Installing libraries from external storage in Azure Databricks

Introduction

There are multiple ways of installing libraries on a Databricks cluster, being the easiest one to just upload the files to DBFS and point to them on the cluster definition, like in the example:

DeploymentExternalStorage 1

In this image, we’re defining a Databricks Job using a python wheel that we have uploaded to DBFS in a previous step.

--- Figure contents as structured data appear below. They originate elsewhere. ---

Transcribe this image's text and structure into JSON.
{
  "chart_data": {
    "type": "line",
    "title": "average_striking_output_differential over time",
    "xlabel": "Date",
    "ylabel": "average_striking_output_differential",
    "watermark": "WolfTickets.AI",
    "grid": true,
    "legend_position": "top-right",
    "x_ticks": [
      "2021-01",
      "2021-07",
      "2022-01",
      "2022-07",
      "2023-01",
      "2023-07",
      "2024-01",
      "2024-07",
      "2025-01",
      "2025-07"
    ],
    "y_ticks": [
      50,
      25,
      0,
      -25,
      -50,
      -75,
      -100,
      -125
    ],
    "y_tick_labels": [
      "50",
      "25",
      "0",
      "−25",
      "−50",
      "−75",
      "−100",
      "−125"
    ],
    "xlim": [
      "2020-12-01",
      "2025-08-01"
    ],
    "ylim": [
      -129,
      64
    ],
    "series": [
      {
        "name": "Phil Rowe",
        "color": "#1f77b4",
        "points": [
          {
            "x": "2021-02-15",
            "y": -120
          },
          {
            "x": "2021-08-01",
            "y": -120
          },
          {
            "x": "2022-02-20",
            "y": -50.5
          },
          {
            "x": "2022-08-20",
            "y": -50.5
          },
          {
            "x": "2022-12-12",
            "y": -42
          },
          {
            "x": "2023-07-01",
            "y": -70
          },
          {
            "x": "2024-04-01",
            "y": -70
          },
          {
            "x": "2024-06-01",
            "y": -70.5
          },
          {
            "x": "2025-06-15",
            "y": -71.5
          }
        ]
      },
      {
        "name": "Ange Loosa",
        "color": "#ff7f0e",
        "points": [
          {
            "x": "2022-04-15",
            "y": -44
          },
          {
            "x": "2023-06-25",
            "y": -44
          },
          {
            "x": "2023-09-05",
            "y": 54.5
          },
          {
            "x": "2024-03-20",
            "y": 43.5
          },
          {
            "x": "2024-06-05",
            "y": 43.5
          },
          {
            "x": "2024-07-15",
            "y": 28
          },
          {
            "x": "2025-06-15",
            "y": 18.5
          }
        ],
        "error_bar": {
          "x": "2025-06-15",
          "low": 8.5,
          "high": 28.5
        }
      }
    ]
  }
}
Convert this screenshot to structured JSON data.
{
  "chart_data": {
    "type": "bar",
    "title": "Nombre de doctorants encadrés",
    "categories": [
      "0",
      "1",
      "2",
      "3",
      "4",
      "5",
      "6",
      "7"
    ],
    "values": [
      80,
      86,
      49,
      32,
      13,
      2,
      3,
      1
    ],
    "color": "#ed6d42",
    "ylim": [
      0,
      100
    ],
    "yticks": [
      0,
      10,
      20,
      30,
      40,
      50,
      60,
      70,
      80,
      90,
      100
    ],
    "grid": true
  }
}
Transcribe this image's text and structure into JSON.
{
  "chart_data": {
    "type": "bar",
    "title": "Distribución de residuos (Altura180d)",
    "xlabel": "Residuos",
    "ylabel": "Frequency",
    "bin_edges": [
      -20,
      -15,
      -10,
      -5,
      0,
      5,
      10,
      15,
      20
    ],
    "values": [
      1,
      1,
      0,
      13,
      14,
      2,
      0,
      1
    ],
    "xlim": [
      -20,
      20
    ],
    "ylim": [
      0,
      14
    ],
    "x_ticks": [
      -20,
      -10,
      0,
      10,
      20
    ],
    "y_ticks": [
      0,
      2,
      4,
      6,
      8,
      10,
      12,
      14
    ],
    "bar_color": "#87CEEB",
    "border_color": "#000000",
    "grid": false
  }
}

However, there is another way of using libraries without having to upload them to the internal Databricks storage, and that is by using a Azure Storage Account container. This may be the best option for you if you want to keep versions of the libraries in an accessible way, or to simplify the deployment process, so a single library can be used by multiple databricks workspaces.

How to do it

In order to do this, you need to have a Container in an Azure Storage Account with all the libraries that you want to install in the cluster:

DeploymentExternalStorage 2

So you can reference the library like this:

DeploymentExternalStorage 3

abfss://{container-name}@{storage-account-name}.dfs.core.windows.net/path/to/file.whl

But, in order for the cluster to access this file, you need to provide it with some authentication method, for example, using a Service Principal:

fs.azure.account.oauth.provider.type.{storage-account-name}.dfs.core.windows.net org.apache.hadoop.fs.azurebfs.oauth2.ClientCredsTokenProvider
fs.azure.account.oauth2.client.id.{storage-account-name}.dfs.core.windows.net {{secrets/secret-scope/secret-name}}
fs.azure.account.oauth2.client.endpoint.{storage-account-name}.dfs.core.windows.net {{secrets/secret-scope/secret-name}}
fs.azure.account.auth.type.{storage-account-name}.dfs.core.windows.net OAuth
fs.azure.account.oauth2.client.secret.{storage-account-name}.dfs.core.windows.net {{secrets/secret-scope/secret-name}}

DeploymentExternalStorage 4

Notice that there are secrets in this configuration, so you don’t need to hardcode them. You can use any other authentication method, like SAS or Account Keys…

  • This approach also works for AWS S3 buckets, using the right configuration for it.